北沢杏子のWeb連載
第73回 私と性教育――なぜ?に答える 2010年3月 |
「性虐待防止」キャンペーン ――アメリカ・スウェーデンでは――
最近、身近で頻々と報じられている子どもの虐待死事件に、胸が締めつけられる昨今です。
子どもは虐待を受けていることを告げようとしません。まして近親者による性虐待などは堅く口止めされているため、誰にも相談できないでいます。どうすれば子どもの側から助けを求める“開示”が得られるか?私が取材で滞在した1988年に、ニューヨークで見た車内広告を紹介しましょう。
その年の3月、米厚生省が発表した近親者による児童への虐待総数は、前年1年間で1,025,900件。内わけは身体的虐待が50万件、ネグレクトが36万件、性虐待が16万件。結果、軽傷86万人、重傷16万人、虐待死は1,110人にも達したとのことです。同年7月、N.Y市当局は、「性虐待を受けている子ども」の目に直接触れるよう、電車の中吊り広告を開始しました。

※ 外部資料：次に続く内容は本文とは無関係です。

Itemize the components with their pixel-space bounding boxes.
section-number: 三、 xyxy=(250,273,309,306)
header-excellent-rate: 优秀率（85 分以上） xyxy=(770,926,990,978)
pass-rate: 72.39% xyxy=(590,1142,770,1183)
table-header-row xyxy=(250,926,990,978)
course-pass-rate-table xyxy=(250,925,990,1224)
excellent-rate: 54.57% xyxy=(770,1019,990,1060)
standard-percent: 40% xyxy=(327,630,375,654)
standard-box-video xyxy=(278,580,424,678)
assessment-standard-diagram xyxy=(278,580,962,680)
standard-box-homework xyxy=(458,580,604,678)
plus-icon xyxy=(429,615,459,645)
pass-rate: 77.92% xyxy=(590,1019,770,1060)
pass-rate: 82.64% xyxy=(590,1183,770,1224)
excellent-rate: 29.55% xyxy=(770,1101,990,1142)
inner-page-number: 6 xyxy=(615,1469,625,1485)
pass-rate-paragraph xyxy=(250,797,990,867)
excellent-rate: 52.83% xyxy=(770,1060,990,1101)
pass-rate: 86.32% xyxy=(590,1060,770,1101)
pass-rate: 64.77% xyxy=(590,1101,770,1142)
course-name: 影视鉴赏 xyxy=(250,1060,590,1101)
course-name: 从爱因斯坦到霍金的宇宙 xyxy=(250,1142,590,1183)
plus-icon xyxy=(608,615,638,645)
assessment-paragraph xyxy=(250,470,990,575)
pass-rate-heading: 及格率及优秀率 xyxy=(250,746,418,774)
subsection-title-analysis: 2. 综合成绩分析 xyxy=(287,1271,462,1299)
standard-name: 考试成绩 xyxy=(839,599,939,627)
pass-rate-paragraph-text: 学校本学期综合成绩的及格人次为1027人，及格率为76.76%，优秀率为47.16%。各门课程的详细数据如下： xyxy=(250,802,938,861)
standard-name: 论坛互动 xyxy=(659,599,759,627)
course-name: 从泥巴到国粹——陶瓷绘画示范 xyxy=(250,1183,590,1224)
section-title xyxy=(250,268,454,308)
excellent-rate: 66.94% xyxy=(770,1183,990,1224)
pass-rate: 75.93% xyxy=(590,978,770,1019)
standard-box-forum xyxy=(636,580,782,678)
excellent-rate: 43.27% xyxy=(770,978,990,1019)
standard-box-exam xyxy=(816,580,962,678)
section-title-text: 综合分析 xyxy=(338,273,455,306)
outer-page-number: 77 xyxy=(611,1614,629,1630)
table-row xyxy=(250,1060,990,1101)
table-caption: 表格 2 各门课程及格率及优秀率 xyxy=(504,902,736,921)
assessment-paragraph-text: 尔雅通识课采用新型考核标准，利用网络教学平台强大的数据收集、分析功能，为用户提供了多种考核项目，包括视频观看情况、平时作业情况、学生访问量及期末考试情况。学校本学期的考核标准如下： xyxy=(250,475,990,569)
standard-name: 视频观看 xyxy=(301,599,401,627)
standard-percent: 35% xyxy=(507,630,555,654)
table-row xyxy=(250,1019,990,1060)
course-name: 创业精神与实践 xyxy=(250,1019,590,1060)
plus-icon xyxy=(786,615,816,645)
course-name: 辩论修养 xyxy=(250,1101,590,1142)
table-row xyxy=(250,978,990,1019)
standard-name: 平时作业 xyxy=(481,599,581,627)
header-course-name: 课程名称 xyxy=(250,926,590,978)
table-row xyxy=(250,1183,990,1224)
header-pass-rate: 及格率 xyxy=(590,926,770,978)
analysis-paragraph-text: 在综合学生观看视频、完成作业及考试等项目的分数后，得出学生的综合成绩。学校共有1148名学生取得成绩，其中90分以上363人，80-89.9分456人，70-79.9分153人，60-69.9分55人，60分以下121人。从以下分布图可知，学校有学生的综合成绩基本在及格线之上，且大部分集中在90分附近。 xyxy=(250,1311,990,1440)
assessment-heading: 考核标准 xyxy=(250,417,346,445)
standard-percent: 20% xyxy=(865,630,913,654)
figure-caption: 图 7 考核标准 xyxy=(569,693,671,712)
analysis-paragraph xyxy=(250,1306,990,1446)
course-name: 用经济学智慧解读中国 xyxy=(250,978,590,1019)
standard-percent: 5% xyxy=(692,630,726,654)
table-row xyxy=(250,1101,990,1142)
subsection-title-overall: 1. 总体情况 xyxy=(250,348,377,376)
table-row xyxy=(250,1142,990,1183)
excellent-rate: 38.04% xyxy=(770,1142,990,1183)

父親が女の子のからだに触っているイラストは、クレヨンの色刷り。『パパっ子のチーちゃんには、大変な秘密が……』の見出しのあとには、「いつもからだを触る人がいてイヤな感じという時には、自分だけの秘密にしておかないで、信頼できる大人に告げましょう。“誰も信じてくれないから”と諦めないで、私たちに電話してください。あなたが悪いんじゃないもの、決してウソだなんて言いません」とあり、ホットラインの番号が記されています。
N.Yタイムズ紙によると、この車内広告を始めてから3ヵ月半で1,500件、1ヵ月平均400件もの子どものSOSが、ホットラインにかかってきたとのことです。
続いて車内広告第2弾のイラストは、10代の少女の日記帳に変わり、コピーは『日記帳さん、わたしには誰にもいえない秘密があるの。だから、あなただけに打ちあけるね……』という書き出しで、義父(母親の再婚相手)に性行為を強要されて悩んでいる様子が綴られています。このように、それぞれの年齢にあわせた呼びかけの工夫がなされているのにお気づきでしょう。
同じ年に取材に出かけたスウェーデンの、中央統計局が発表した前年1年間の児童虐待の総数は1,887件。うち性虐待は30.4%で、異性によるもの415件、同性によるもの159件となっており、被害を受けた子どもの平均年齢は10歳――と詳細な報告でした。
この国には子ども救済協会(Rada Barnen)や子どもの権利協会(BRIS)ほか、いくつものNPO団体があり、さらに全国に「子どもオンブズマン」と呼ばれる多勢の民間人がいて、子どもの権利が守られているか、虐待を受けていないかを常時見張り、素早い通報を行なっています。
子どものためのホットラインはBRISに置かれており、その電話番号と、どんなときに電話をすべきかが、学校の性教育の時間に児童たちに知らされます。また、子ども救済協会からは『子どもへの性虐待――誰もが知っておかなければならないこと』というリーフレットが発行され、保護者や教職員に配布されています。
内容は子どもが性的に利用されるのはどういう場合か?誰がするのか?どのようなことをするのか?といった具体的な説明に始まり、被害を受けた子どもに相談されたら、どこに通報すればいいのか?子どもが開示しない場合、その悩みを見抜くには?被虐待児へのケアはどのように行なうべきか?など、きめ細かく記述されています。
日本の場合、児童相談所の子どものためのホットラインや、民間の強姦救援センターなどがあるとはいうものの、こうした具体的な電車の中吊り広告や、性教育の時間に性虐待について教えることを義務づけるなどは期待できないのではないでしょうか。
いや、だからこそ、私たち市民が声を大にして、その必要性を訴えなければならないと思うのです。